The Center for Law, Ethics and Applied Research in Health Information (CLEAR Health Information will leverage the resources of the Bloomington-based university and the State of Indiana in health sciences, information technology, law, ethics and other disciplines.
"Health information technology has been a major focus of the Obama Administration and of health care reform,” said Fred H. Cate, distinguished professor and C. Ben Dutton professor at the IU Maurer School of Law and director of the Center for Applied Cybersecurity Research, in a prepared statement. “While we are succeeding at building better and better systems, vexing ethical, legal and social issues remain. CLEAR Health Information will help to ensure that the right data are available at the right time for the benefit of patients today and in the future."

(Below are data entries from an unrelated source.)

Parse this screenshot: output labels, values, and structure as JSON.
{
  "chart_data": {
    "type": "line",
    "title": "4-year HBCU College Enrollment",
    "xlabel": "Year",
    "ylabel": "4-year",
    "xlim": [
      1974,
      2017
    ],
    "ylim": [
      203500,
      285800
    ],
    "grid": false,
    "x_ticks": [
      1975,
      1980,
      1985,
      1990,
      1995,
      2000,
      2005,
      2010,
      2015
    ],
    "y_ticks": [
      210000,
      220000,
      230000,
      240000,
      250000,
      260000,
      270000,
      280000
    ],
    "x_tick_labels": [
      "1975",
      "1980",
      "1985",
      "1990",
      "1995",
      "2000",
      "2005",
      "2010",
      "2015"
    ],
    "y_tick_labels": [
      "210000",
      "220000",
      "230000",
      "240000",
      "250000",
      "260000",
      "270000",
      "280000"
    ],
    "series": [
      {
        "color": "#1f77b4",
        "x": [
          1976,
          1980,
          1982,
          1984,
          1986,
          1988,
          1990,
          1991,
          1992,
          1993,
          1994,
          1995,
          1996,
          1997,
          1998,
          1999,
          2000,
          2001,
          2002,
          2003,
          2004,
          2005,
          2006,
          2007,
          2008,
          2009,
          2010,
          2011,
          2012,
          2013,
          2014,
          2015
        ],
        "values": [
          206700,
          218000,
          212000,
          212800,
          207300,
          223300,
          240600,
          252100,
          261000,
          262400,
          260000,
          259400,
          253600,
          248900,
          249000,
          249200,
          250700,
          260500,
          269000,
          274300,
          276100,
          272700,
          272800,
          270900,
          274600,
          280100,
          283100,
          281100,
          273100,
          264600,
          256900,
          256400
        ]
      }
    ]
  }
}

Cate is one of four co-directors of the center. The other three are:
- Kay Connelly, associate professor in the IU School of Informatics and Computing, coordinator of health informatics and senior associate director of the Center for Applied Cybersecurity Research;
- Stanley W. Crosley, former chief privacy officer of Eli Lilly and Co., co-founder and chair of the International Pharmaceutical Privacy Consortium and a member of the board of the Indiana Health Informatics Corp.; and
- Eric M. Meslin, director of the Indiana University Center for Bioethics, professor of medicine, medical and molecular genetics, and public health in the Indiana University School of Medicine, and professor of philosophy at IUPUI.